Download or read book South Brazil written by Omer W. Herrmann and published by . This book was released on 1940 with total page 56 pages. Available in PDF, EPUB and Kindle. Book excerpt:
Download or read book Economical Notes on Brazil written by Brazil. Ministério da Agricultura. Serviço de Informações and published by . This book was released on 1916 with total page 100 pages. Available in PDF, EPUB and Kindle. Book excerpt:
Download or read book West Roman Vulgar Law written by Ernst Levy and published by . This book was released on 1951 with total page 336 pages. Available in PDF, EPUB and Kindle. Book excerpt:
Download or read book Divergent Modernities written by Julio Ramos and published by Duke University Press. This book was released on 2001-06-22 with total page 377 pages. Available in PDF, EPUB and Kindle. Book excerpt: With a Foreword by José David Saldívar Since its first publication in Spanish nearly a decade ago, Julio Ramos’s Desenucuentros de la modernidad en America Latina por el siglo XIX has been recognized as one of the most important studies of modernity in the western hemisphere. Available for the first time in English—and now published with new material—Ramos’s study not only offers an analysis of the complex relationships between history, literature, and nation-building in the modern Latin American context but also takes crucial steps toward the development of a truly comparative inter-American cultural criticism. With his focus on the nineteenth century, Ramos begins his genealogy of an emerging Latin Americanism with an examination of Argentinean Domingo Sarmiento and Chilean Andrés Bello, representing the “enlightened letrados” of tradition. In contrast to these “lettered men,” he turns to Cuban journalist, revolutionary, and poet José Martí, who, Ramos suggests, inaugurated a new kind of intellectual subject for the Americas. Though tracing Latin American modernity in general, it is the analysis of Martí—particularly his work in the United States—that becomes the focal point of Ramos’s study. Martí’s confrontation with the unequal modernization of the New World, the dependent status of Latin America, and the contrast between Latin America’s culture of elites and the northern mass culture of commodification are, for Ramos, key elements in understanding the complex Latin American experience of modernity. Including two new chapters written for this edition, as well as translations of three of Martí’s most important works, Divergent Modernities will be indispensable for anyone seeking to understand development and modernity across the Americas.

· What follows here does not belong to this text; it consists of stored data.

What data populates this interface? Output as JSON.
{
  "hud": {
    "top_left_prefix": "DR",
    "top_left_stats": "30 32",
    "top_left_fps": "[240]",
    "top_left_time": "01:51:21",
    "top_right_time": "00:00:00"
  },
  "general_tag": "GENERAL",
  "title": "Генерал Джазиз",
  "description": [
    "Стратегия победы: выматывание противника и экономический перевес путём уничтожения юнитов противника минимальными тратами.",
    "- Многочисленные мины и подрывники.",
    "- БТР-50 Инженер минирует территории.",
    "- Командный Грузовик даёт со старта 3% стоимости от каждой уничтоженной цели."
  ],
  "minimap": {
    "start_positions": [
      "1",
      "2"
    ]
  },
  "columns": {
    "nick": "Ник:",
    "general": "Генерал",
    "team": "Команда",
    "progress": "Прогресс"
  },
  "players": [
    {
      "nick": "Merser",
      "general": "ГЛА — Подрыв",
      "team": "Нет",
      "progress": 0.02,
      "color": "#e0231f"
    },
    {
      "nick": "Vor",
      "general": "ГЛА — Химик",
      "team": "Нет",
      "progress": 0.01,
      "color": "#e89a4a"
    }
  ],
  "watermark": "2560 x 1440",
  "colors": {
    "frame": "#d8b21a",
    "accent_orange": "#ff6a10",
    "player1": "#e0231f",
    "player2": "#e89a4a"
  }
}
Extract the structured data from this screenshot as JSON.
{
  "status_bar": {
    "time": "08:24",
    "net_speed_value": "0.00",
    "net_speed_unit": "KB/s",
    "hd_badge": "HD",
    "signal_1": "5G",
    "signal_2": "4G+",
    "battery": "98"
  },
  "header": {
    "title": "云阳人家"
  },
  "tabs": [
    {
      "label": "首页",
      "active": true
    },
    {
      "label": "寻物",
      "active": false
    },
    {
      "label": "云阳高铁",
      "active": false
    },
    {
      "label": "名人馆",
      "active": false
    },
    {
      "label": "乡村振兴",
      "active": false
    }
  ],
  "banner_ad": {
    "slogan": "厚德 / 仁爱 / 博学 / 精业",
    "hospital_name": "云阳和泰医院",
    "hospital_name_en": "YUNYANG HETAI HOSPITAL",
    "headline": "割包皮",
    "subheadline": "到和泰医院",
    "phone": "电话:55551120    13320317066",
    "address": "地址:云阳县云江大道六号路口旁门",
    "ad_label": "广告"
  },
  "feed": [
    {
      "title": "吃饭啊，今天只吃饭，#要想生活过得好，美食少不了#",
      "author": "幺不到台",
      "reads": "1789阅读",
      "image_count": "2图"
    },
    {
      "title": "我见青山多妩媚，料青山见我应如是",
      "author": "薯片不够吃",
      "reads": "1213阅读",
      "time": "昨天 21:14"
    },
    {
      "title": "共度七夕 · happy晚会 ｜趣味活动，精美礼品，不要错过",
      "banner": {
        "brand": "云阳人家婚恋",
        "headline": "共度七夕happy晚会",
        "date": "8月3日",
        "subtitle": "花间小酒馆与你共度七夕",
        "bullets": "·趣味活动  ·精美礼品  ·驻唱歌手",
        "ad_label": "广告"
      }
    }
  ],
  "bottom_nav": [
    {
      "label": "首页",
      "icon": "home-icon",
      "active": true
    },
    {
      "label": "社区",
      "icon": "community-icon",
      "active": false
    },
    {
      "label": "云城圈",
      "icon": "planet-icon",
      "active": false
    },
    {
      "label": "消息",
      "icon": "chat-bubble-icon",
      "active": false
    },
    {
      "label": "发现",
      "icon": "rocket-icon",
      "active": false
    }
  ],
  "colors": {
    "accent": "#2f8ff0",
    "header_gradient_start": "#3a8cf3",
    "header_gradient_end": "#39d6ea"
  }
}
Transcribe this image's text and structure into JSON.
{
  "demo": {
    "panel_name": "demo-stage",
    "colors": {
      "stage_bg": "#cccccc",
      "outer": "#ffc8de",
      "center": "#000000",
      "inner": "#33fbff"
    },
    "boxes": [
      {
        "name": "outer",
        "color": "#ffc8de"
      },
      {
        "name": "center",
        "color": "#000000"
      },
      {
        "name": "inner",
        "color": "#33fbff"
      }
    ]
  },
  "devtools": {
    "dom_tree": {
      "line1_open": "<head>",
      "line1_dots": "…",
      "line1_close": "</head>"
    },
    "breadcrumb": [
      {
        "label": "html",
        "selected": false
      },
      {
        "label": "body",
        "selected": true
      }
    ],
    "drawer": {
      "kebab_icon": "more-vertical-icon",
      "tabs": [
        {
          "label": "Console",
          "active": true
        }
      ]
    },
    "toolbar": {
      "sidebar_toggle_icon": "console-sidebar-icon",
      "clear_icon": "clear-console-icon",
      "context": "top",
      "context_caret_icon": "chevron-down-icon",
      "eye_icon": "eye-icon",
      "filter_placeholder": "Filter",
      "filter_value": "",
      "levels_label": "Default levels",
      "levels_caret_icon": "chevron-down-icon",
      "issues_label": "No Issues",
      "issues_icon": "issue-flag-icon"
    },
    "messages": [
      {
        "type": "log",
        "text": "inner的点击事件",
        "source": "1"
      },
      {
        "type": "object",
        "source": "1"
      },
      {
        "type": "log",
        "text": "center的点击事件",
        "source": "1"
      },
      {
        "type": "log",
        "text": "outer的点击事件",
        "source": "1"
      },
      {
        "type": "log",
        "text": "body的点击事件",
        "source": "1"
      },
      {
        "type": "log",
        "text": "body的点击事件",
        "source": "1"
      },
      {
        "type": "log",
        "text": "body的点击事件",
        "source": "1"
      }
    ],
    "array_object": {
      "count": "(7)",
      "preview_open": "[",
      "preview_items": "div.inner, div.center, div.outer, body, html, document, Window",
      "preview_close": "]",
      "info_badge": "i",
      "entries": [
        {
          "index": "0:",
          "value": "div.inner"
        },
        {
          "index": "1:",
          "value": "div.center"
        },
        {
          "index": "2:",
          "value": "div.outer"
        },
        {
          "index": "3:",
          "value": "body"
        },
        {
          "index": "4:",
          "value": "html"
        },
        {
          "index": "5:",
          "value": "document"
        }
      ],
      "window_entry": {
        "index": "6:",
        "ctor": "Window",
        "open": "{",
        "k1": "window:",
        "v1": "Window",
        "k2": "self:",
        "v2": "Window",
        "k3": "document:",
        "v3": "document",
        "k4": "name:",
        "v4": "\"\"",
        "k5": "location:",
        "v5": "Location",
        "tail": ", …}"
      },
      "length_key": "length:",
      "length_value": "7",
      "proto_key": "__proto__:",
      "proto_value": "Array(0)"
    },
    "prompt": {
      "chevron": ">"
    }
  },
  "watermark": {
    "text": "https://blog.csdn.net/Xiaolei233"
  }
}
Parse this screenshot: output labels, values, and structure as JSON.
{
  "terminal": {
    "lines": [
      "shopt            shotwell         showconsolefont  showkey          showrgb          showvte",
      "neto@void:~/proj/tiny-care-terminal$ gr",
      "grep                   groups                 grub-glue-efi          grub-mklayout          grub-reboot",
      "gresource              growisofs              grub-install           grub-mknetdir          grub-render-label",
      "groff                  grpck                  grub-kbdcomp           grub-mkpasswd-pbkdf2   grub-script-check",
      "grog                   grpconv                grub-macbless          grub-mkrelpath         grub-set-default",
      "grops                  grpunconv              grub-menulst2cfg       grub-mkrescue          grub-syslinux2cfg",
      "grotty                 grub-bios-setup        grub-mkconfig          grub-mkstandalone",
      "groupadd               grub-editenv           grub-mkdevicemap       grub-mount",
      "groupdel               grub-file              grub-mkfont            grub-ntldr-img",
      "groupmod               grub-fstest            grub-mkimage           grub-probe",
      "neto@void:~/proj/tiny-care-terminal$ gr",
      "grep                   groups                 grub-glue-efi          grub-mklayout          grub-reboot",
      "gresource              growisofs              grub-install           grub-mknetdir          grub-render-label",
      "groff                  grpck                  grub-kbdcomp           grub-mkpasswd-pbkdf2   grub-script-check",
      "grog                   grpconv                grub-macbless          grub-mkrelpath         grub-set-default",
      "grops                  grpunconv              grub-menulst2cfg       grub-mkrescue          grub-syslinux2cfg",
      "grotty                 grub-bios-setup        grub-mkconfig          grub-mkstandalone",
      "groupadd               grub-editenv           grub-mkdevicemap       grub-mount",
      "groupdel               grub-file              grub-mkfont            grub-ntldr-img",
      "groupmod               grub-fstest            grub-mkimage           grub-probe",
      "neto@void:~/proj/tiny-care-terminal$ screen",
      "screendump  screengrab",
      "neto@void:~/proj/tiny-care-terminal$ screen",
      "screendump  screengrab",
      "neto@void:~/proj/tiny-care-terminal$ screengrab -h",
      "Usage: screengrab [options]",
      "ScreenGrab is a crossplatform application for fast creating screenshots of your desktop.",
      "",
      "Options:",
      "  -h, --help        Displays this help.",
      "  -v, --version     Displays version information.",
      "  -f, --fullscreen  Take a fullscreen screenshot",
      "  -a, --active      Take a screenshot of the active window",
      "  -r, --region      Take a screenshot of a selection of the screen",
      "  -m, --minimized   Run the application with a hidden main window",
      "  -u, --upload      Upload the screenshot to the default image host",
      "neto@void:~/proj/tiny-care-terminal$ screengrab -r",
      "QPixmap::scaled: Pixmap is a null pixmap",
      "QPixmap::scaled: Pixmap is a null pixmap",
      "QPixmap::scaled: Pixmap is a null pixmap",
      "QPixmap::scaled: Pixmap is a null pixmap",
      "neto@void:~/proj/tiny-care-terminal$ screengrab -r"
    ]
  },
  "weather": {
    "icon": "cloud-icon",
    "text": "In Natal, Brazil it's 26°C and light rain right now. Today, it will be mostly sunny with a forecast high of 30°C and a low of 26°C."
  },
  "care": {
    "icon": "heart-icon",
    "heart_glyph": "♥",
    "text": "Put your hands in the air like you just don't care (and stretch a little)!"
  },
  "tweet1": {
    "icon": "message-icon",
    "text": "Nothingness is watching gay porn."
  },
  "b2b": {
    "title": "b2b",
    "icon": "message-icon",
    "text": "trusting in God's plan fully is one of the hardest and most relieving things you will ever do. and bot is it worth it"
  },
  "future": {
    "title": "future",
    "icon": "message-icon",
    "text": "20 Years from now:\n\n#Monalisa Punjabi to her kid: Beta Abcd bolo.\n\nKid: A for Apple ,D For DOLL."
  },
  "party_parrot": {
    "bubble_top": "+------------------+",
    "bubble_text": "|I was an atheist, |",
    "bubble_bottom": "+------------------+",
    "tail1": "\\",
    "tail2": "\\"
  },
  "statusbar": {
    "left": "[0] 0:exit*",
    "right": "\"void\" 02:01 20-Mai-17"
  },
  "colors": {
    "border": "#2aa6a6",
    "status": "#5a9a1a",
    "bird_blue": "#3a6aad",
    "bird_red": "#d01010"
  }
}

Download or read book Work Relief in New York State 1931 1935 written by Alexander Leopold Radomski and published by . This book was released on 1947 with total page 352 pages. Available in PDF, EPUB and Kindle. Book excerpt: Examines new phases during the 1930's of governmental provision for the economically insecure including state grants-in-aid for emergency employment relief and the creation of the Federal Emergency Relief Administration.